Hearing the word, Sharkey involuntarily came to attention. He saw the Colonel. He hadn’t thought of him in years. As a father, yes, but not the man in uniform, peering down at him, a cigarette burning in his fingers. Stand up straight and Elbows off the table and You need a haircut. The smoker’s growl.
“He was a soldier,” Sharkey said in a wondering way, his voice trailing off, daunted again but this time by the fleeting apparition of a stranger in uniform, faceless, looming a little, a shadow, someone like his father. He looked aside, wincing.
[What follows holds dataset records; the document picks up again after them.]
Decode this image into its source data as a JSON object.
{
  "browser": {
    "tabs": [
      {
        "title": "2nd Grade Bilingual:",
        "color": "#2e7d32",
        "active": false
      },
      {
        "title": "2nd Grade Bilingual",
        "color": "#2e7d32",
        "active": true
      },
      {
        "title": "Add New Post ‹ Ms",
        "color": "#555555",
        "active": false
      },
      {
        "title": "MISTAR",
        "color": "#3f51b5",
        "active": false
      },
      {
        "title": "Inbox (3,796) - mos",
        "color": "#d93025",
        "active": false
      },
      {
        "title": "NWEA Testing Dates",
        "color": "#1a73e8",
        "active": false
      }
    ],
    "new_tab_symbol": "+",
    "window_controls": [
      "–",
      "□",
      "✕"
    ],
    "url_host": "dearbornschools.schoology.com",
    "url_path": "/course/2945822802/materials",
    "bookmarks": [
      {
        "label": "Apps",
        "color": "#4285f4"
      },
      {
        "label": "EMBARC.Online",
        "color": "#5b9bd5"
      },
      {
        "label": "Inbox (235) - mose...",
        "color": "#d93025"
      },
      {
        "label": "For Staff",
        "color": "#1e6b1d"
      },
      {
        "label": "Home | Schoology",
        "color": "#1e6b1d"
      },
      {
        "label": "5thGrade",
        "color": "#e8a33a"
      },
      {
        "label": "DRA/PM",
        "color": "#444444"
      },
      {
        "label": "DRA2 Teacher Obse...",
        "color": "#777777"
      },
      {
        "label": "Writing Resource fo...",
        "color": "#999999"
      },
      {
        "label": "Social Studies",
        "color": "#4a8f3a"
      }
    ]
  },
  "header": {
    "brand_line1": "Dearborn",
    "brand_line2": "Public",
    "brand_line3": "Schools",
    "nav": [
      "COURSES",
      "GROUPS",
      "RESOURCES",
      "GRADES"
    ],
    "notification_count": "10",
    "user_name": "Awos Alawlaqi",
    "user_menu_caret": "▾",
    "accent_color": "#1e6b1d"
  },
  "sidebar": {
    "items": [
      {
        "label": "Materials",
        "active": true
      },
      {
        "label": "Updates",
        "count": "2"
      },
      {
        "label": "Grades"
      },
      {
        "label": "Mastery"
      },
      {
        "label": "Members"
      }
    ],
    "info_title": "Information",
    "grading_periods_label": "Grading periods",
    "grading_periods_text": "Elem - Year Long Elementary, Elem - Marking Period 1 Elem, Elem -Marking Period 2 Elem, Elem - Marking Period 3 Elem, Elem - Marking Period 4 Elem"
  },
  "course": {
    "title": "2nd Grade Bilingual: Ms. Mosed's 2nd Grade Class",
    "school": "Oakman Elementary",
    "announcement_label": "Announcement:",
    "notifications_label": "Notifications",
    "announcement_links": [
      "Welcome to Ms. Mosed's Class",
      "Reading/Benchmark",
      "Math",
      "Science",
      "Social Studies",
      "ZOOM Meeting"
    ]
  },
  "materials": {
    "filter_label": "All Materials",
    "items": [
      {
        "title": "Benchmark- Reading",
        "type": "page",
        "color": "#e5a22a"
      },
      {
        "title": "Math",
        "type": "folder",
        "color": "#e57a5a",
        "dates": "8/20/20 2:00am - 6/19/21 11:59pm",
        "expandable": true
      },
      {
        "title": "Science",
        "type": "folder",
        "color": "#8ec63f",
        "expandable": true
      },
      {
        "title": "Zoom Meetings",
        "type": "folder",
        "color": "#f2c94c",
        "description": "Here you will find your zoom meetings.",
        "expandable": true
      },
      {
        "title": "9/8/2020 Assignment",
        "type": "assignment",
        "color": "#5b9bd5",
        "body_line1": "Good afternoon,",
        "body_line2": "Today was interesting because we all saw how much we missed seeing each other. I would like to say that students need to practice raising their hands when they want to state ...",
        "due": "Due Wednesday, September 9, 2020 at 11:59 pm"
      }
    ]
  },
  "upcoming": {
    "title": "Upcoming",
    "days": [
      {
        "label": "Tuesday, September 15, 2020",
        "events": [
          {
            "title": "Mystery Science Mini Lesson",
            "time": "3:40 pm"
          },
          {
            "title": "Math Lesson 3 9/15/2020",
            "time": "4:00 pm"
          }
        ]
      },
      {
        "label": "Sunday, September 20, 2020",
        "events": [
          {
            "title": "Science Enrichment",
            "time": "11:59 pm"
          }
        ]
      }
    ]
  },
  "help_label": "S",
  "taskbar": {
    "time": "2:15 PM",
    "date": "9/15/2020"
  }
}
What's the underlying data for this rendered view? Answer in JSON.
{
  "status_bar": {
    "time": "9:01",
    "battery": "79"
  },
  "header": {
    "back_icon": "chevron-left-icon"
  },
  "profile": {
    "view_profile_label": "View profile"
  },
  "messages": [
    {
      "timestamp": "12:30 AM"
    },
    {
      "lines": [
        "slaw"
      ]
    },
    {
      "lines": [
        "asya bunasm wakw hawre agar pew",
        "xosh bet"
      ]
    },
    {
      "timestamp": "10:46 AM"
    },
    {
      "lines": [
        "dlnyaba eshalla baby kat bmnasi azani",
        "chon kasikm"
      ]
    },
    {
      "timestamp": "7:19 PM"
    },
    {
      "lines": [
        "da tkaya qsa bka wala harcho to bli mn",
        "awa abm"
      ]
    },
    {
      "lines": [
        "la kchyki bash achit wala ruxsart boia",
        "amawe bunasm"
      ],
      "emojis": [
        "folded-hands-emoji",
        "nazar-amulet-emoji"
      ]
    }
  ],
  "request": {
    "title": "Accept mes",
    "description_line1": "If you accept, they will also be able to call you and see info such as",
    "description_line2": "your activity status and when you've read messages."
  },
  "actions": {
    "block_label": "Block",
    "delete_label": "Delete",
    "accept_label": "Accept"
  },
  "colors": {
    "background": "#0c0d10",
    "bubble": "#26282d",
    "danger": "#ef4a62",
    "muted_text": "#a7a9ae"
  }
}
“So it says. Stickney must have got his records through the Freedom of Information Act—or probably his department applied.” She was holding a manila folder. Opening it, she said, “This is all public domain stuff, but it’s something.” And she read, “Official Military Personnel File—service number, dates of service—July 1969 to May 1971. Branch—Unit C-Troop. Final Rank E 7, Gunnery Sergeant—Staff Noncommissioned Officer. Place of entrance, Fayetteville, Arkansas. Place of separation, Fort Irwin, California.”
“And what does that tell us, other than he was a grunt?”
“Look at the dates. He enlisted at eighteen, at the height of the Vietnam War.”
“My father’s war,” Sharkey said, and saw the man again, his severe face and upright posture, reeking of cigarette smoke, implacable in his order-giving.